生物学の分野では、特定の性質を持った細胞(何らかの異常がある細胞など)を選別するためにイメージングフローサイトメトリーという手法が用いられるようになってきている。これは、液体中に大量の細胞を高速で流し、顕微鏡にとりつけたハイスピードカメラで撮影、得られた画像を解析して細胞を選別するというものだ。
ハイスピードカメラが撮影する映像は14万フレーム/秒にもなるが、現在使われているアルゴリズム(計算手法)では1つのフレームを分析するために約0.4〜10秒程度の時間が掛かっていた。
カリフォルニア大学サンディエゴ校Ryan Kastner教授らの研究チームは、ハードウェアとソフトウェアの両面からイメージングフローサイトメトリーの改良に取り組み、従来よりも38倍の高速化を実現した。
研究チームが開発したアルゴリズムでは、4つのモジュールで1つのフレームを解析する。

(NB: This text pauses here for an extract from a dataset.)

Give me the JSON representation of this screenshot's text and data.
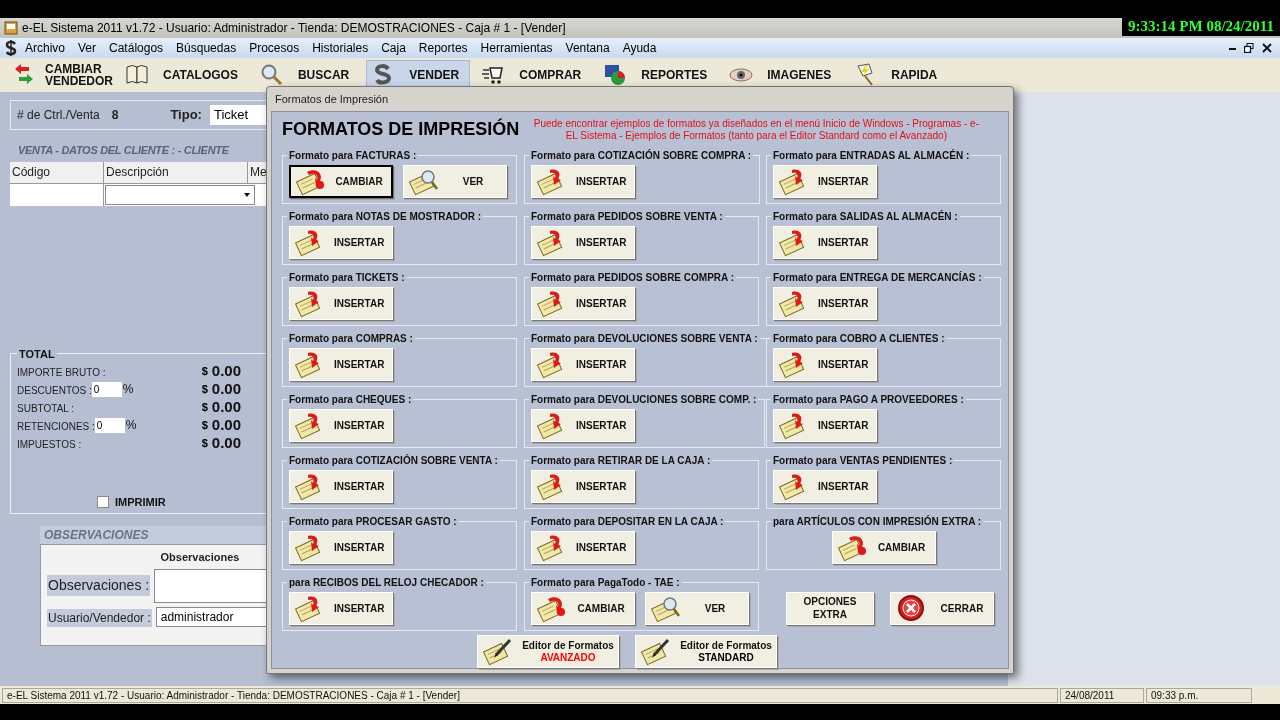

まず、最初のモジュールが、画像を二値化(白と黒の2階調に変換)して、細胞の存在を確認。細胞の周り20×20ピクセルの画像を切り出す。次のモジュールは、切り出した画像を滑らかに補正して200×200ピクセルに拡大。3つ目のモジュールは、画像から細胞の中心と思われる部分を探す。そして、最後のモジュールが細胞壁から中心までの距離を計算し、細胞の形状を取得する。
研究チームは、上記4モジュールの処理を専用チップ化することで、1フレームの処理を11.94ミリ秒にまで高速化した。専用チップの代わりに、GPU(パソコンなどに使われているグラフィック処理を行うためのチップ)を使っても151.7ミリ秒で処理を行うことができた。
処理能力をさらに高めて、1フレーム当たり10ミリ秒以下で処理できるようになると、細胞の選別を、診断のその場でほぼリアルタイムに行うことも可能になってくる。そうなれば、癌などの診断も格段に短縮されることになりそうだ。